Valentine’s day had us stunned at cute couple pictures on Instagram, brands curated products in pairs and even more; they went as far as putting mindful suggestions forward on how to make the most of the day in brandishing affections for his and hers. While Valentine’s day has been branded to best suit couples, we are of the opinion that individuals who are self-aware (in all ramifications), turn out to function better in relationships and the society at large. Being single isn’t a burden so you should have the time of your life (on a budget of course!)
How did you spend your Valentine’s day?
Scrolling through Instagram and ogling at cute couple photographs, saxophonists and surprise packages? Money detailed cakes and lavish holiday locations?
Or did you have other plans? Whatever choices you made, we hope you had a good time with your loved ones.
Now to the dreaded subject:
What was the rate of the damage that show of affection had on your account? What was the Return On Investment received on that investment on Valentine’s day? The cute smile? The exceptional treatment? Was it worth the huge chunk it took off your account without a budget?
If your response to these questions isn’t as confident then you should read on.

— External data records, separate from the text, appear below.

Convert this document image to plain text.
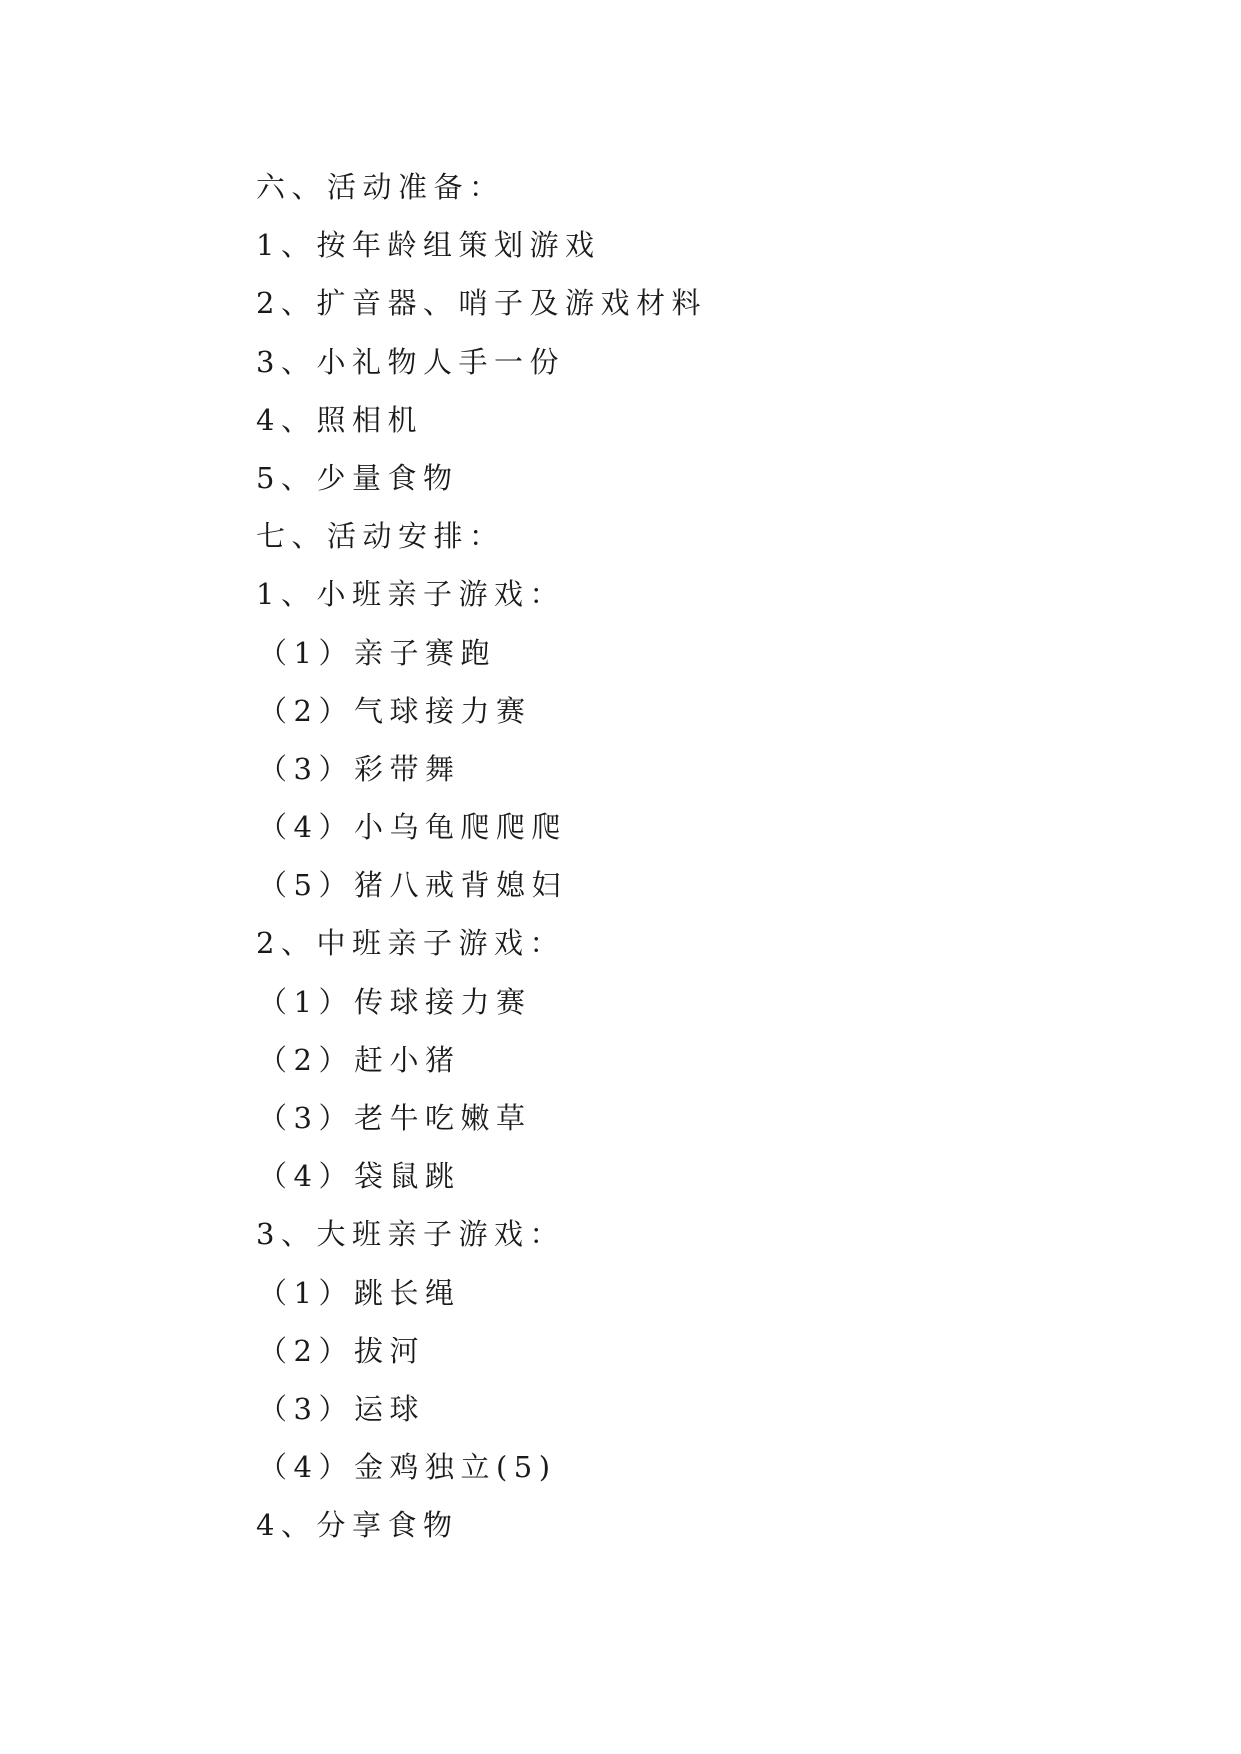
六、活动准备：
1、按年龄组策划游戏
2、扩音器、哨子及游戏材料
3、小礼物人手一份
4、照相机
5、少量食物
七、活动安排：
1、小班亲子游戏：
（1）亲子赛跑
（2）气球接力赛
（3）彩带舞
（4）小乌龟爬爬爬
（5）猪八戒背媳妇
2、中班亲子游戏：
（1）传球接力赛
（2）赶小猪
（3）老牛吃嫩草
（4）袋鼠跳
3、大班亲子游戏：
（1）跳长绳
（2）拔河
（3）运球
（4）金鸡独立(5)
4、分享食物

What if we approached our finances the same way we approached our love lives? Being intentional, growing, building, and nurturing our finances every step of the way?
We’ve put together a few suggestions on how to manage your money as an act of self-love; love-up on yourself but the money style!
The first step to doing so is to Analyze Your Interaction with Money.
How do you view money? As a means to an end or a trigger? Does the presence or the absence of it bring some form of positive or negative emotion to light? Money isn’t a short term project, we will have to handle money at some point in our lives and careers. Understanding how we relate to money is an ongoing, evolving and lifelong journey, it will help you establish a healthier relationship with money in the long run.
Point Out Your Negative Emotions and Its Link with Money. The first step to healing or addressing a problem is being able to identify it. Upon understanding your interaction with money, the next step is pointing out what negative emotions you possess that is linked with money. When you get upset, do you guilt-eat? Or go movie hopping? Or you go on a shopping spree just to get rid of the negative emotion you’re feeling at the said time? Or you live by the dictates of others? These behavioural patterns asides from being negative have its effect on your finances; if you have goals plotted to be achieved, it lengthens the time set aside for the goal’s actualization. Seeking validation outside yourself will take a negative toll on your finances (increased debts, decreased savings)
Be Clear On Your Values and Financial Goals.
Clarity on financial goals always sets us steps ahead when it comes to planning. Do not set unrealistic goals just because, instead, evaluate your value system, what do you deem most important? Then Set SMART financial goals in that light.
To find out what you value, it can be helpful to consider what you want to experience most in your life and rank these experiences. This can then help you plan and focus your financial resources and your financial goals on things that really bring joy and fulfilment into your life. If you have your goals set and need help with automating your savings, simply click here.
Love’s worth can’t be quantified in financial terms, but it is evident in the quality of living as we journey through life. Why not start each day by simply asking yourself, “What can I do today that will support my financial wellbeing?” It is intentional and nurturing habits like these that will “bring more mindfulness into our daily lives and affirm our commitment to being better.